Cloud Data Flow is a Google service for streaming big data on Google Compute Engine and App Engine without incurring the operational overhead of managing a large server cluster. Cloud Pub/Sub integrates applications and services with real-time analysis of data streams.
The two products join Google's existing BigQuery SQL-query based system for analyzing large data streams and data sets.
Adding Cloud Data Flow and Cloud Pub/Sub puts Google on a more equal footing with Amazon Web Services, which has proven light on its feet when it comes to introducing new cloud services. Google Cloud Data Flow has a rough counterpart in Amazon's existing Data Pipeline, Google Cloud Pub/Sub with Amazon Kinesis, and Google BigQuery with Amazon DynamoDB. Amazon also has a Hadoop-type service with Elastic MapReduce.
[Want to learn more about Amazon's big data products? See How Amazon Kinesis Adds Speed, Resilience To Analytics.]
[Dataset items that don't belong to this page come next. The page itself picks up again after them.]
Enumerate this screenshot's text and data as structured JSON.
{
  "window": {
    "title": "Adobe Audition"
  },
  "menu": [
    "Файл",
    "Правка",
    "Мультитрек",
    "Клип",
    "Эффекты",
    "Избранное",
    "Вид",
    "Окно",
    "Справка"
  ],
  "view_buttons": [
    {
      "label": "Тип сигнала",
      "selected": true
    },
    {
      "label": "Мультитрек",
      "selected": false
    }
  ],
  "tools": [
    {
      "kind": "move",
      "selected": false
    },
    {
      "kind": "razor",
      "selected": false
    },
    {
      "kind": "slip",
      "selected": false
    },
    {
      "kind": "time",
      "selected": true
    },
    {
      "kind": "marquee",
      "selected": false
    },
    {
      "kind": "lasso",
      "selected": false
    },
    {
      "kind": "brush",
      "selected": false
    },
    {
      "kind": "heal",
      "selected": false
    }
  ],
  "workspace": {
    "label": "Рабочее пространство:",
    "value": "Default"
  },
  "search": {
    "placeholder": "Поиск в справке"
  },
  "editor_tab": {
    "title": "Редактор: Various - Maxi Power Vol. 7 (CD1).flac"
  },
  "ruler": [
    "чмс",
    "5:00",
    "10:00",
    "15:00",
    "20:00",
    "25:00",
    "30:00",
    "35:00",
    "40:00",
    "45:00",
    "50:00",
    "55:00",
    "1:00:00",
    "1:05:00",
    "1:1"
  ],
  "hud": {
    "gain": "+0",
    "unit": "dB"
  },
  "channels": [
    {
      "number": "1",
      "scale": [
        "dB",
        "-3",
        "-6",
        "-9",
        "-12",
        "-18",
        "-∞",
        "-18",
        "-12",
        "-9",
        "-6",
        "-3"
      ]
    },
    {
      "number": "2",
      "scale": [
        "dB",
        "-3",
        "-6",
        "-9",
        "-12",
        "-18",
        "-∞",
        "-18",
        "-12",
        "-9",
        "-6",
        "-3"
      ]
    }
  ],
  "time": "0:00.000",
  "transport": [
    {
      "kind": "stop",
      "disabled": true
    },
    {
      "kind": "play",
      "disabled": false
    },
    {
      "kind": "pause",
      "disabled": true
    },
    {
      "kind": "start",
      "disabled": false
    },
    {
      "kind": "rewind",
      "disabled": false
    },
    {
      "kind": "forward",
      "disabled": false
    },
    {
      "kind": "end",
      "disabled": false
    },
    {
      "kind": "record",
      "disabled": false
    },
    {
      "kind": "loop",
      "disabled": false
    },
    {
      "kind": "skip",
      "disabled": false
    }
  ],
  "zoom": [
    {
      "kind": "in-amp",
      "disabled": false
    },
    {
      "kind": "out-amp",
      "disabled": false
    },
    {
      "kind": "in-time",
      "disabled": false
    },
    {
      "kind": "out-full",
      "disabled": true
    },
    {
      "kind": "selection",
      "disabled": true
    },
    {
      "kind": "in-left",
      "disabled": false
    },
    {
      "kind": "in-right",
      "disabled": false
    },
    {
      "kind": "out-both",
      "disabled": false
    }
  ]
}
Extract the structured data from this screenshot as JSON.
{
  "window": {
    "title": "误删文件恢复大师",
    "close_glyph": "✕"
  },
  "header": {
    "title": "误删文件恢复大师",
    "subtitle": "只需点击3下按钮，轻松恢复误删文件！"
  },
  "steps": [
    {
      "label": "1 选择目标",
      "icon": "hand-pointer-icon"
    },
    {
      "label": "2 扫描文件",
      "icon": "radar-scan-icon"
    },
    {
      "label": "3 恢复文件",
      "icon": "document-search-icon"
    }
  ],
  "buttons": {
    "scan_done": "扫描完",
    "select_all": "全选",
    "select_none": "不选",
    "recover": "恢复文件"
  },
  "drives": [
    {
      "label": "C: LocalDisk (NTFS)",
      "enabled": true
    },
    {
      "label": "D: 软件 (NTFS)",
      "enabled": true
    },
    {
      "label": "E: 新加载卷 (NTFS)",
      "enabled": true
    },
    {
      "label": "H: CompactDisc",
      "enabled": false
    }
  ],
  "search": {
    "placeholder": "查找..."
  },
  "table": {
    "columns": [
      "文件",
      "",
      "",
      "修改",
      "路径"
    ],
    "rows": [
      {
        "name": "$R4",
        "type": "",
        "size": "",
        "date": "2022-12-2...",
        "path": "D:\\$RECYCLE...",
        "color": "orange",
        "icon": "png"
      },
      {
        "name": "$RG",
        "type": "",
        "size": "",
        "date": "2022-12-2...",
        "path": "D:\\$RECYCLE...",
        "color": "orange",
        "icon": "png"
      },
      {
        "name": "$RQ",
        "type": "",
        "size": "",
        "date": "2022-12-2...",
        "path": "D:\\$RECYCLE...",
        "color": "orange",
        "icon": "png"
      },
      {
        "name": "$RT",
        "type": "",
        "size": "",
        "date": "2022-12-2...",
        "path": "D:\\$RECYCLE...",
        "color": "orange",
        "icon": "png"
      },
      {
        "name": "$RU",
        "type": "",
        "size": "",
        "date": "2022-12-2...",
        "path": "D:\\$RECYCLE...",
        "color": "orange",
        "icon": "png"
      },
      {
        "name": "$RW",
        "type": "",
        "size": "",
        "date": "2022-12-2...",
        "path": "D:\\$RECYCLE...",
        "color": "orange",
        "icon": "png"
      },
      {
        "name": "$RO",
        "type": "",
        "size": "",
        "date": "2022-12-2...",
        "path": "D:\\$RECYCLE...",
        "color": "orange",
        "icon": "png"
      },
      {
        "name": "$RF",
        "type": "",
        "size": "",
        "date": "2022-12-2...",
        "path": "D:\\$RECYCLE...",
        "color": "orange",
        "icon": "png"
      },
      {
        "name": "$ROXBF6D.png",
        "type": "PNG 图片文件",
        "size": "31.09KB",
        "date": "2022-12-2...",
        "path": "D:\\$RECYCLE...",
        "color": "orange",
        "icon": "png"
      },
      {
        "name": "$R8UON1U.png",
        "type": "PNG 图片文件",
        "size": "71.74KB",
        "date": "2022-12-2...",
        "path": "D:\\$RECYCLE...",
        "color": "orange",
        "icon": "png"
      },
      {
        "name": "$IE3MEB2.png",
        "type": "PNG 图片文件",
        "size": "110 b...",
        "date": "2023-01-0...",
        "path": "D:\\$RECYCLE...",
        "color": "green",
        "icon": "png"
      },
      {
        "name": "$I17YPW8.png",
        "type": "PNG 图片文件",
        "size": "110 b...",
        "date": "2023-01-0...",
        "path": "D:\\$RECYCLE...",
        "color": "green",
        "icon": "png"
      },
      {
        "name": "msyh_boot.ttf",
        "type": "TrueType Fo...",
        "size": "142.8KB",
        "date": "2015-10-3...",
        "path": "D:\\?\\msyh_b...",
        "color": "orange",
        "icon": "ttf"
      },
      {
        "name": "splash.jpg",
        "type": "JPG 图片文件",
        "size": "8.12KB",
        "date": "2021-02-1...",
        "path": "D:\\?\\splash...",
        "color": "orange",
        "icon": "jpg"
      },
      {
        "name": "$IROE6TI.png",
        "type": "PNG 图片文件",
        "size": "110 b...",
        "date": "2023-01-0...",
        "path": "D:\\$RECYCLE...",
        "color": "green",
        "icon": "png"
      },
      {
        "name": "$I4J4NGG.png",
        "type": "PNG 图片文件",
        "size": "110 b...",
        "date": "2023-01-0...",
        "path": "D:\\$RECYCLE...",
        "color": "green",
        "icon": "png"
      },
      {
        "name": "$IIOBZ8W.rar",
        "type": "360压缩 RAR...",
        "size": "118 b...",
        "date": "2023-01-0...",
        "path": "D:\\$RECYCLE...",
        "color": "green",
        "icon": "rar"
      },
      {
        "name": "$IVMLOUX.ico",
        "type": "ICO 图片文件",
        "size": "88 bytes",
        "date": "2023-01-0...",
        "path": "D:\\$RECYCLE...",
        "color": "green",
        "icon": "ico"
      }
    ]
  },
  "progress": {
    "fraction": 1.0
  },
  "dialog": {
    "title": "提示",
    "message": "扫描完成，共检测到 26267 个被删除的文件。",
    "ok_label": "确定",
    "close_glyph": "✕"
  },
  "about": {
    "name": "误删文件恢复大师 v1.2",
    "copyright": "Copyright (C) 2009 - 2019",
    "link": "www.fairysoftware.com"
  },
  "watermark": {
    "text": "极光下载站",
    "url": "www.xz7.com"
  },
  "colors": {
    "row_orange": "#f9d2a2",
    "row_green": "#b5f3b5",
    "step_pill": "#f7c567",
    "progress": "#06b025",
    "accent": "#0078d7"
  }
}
Google's announcement said the two new services are based on a decade of investment in data handling, including MapReduce for simple data processing on large clusters, FlumeJava's parallel data pipelines, and Millwheel's fault-tolerant, large-data-stream processing.
In addition, Google is offering some of the lessons it's learned from its in-house data handling in the new products. Cloud Dataflow "is specifically designed to remove the complexity of developing separate systems for batch and streaming data sources by providing a unified programming model," the Google announcement said. Dataflow is fault tolerant, highly available, and backed by a Google SLA.
The Cloud Dataflow service is two to three times faster than Hadoop when evaluated against classic MapReduce-based pipelines, such as Google PageRank and WordCount, the announcement said. In the cloud, optimized performance means less time spent on the compute servers, leading to lower charges, it said.
Google pointed out that the Cloud Dataflow SDK includes connectors to Salesforce, Clearstory, Tamr, SpringML, Cloudera, and Data Artisans. Cloudera's Director 1.5, now integrated with Google Cloud Platform, became available Wednesday, Aug. 12, as well. Cloudera's Hadoop platform is now certified to run on Google's Compute Engine and App Engine, so users may run Hadoop clusters with Cloudera enterprise Hadoop software.
The Cloud Pub/Sub service is meant to allow a cloud system to deliver multiple messages to large numbers of users at high speeds. Instead of a hard-wired, one-to-one queue, Pub/Sub allows a message to be "fanned-out" to many subscribers at the same time, or multiple publishers to "fan-in" many messages at the same time. If recipients are not online when the message is sent, they will get it as soon as they log back in, Google said in the announcement.
Pub/Sub, Cloud Dataflow, and other data services will be offered from Google data centers around the globe.